They’ve found quite a bit of evidence, including a wooden slip for ships, going back into the 17th and 16th centuries and earlier.

The mystery question still remains: What actually happened on Oak Island, and who did it? The show hasn’t answered that. It has found evidence that the Templar Knights or someone carrying a little lead cross identified with them and their regional base in France was there; evidence that the British military was there; evidence that the French military was there and built what appear to be some defensive fortifications; evidence that some of island’s stranger features are man-made as many treasure hunters have suspected; evidence that someone created a swamp for some reason several hundred years ago; evidence that someone built some extensive cobblestone road works and other areas paved with stone before they created that swamp; evidence that someone built a large wharf; and evidence that one of the island’s longtime residents, Samuel Ball, was a far more interesting figure than history has thus far recorded.

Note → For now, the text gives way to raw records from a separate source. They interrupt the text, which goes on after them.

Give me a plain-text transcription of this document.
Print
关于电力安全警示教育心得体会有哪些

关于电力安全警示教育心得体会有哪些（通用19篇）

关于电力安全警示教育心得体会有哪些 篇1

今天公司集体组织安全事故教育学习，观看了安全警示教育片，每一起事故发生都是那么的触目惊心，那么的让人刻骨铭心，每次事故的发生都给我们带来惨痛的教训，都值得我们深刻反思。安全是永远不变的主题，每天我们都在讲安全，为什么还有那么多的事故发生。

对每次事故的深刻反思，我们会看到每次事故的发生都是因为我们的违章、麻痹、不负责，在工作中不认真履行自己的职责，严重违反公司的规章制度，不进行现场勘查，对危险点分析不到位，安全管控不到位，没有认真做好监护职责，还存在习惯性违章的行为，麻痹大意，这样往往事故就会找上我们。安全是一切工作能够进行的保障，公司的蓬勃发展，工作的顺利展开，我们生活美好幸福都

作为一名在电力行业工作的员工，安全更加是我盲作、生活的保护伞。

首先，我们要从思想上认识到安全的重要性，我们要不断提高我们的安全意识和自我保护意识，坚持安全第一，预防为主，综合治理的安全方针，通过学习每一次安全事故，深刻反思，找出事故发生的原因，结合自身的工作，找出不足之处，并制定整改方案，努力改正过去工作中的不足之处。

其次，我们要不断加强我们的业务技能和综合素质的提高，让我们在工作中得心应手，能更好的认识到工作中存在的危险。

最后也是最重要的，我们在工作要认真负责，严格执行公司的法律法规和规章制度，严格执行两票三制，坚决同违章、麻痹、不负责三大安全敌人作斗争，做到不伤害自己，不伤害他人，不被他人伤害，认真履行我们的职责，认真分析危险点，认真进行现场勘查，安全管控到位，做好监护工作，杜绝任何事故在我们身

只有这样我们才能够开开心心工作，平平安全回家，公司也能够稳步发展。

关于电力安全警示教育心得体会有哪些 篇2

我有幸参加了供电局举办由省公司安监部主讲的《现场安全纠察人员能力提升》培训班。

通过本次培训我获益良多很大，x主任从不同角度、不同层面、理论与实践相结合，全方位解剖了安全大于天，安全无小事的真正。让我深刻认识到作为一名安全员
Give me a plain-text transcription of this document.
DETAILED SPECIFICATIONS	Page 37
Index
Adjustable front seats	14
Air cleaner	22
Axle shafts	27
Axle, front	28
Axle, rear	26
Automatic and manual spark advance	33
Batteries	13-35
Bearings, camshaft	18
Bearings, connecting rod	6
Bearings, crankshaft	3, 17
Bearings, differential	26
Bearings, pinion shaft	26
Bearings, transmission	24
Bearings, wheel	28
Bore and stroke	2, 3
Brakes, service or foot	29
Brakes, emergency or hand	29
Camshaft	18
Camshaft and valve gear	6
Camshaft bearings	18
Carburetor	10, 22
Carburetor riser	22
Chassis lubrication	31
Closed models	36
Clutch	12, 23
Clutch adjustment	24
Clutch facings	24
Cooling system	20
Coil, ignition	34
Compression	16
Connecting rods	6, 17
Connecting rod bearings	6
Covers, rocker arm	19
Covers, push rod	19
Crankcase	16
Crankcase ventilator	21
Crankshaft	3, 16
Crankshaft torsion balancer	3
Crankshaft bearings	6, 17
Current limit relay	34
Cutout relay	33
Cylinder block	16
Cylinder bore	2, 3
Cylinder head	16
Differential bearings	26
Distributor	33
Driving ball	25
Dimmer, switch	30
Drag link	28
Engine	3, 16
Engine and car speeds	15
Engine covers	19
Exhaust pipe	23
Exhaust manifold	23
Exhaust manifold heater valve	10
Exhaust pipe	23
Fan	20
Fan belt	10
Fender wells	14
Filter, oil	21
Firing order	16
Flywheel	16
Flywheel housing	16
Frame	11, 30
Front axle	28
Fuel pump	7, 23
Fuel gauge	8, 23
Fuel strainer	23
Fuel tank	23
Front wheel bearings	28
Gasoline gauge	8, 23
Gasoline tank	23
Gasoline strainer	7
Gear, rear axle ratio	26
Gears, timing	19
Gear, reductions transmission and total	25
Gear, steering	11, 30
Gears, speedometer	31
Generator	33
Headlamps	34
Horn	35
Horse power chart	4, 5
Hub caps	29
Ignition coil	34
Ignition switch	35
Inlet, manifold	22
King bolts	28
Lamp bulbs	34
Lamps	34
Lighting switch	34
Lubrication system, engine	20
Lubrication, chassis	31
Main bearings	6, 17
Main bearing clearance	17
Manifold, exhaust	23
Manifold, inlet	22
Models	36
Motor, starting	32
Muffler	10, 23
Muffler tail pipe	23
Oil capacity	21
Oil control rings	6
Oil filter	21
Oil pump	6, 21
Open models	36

Leading theories suggestive of a treasure mystery are:

  1. The Templar Knights deposited treasure there after the pope and King Phillip of France wrecked them, jailed them, disbanded them, and executed many of them in the year 1312. Some of the Templars are known to have gotten away, some blended into or founded other organizations, and the rumor of a treasure fleet slipping out of the port at La Rochelle, France, persists. Obviously, if the Templars reached Nova Scotia within a few years of 1312, history needs a rewrite.
  2. Pirates did it to hide their treasure. Several pirates are in the running in this theory, including the infamous Captain Kidd. Sir Francis Drake is also a suspect. Frankly, there’s no shortage of pirate suspects. They had several decades during their golden age in the 18th century to find, occupy, and leave treasure on just about any island along the Atlantic coast.
  3. Sir Frances Bacon hid William Shakespeare’s original manuscripts on Oak Island for some reason. Offshoots of this theory say Bacon was Shakespeare, along with several other writers of the time who used Shakespeare as a pen name to avoid censorship or worse punishment from the English crown.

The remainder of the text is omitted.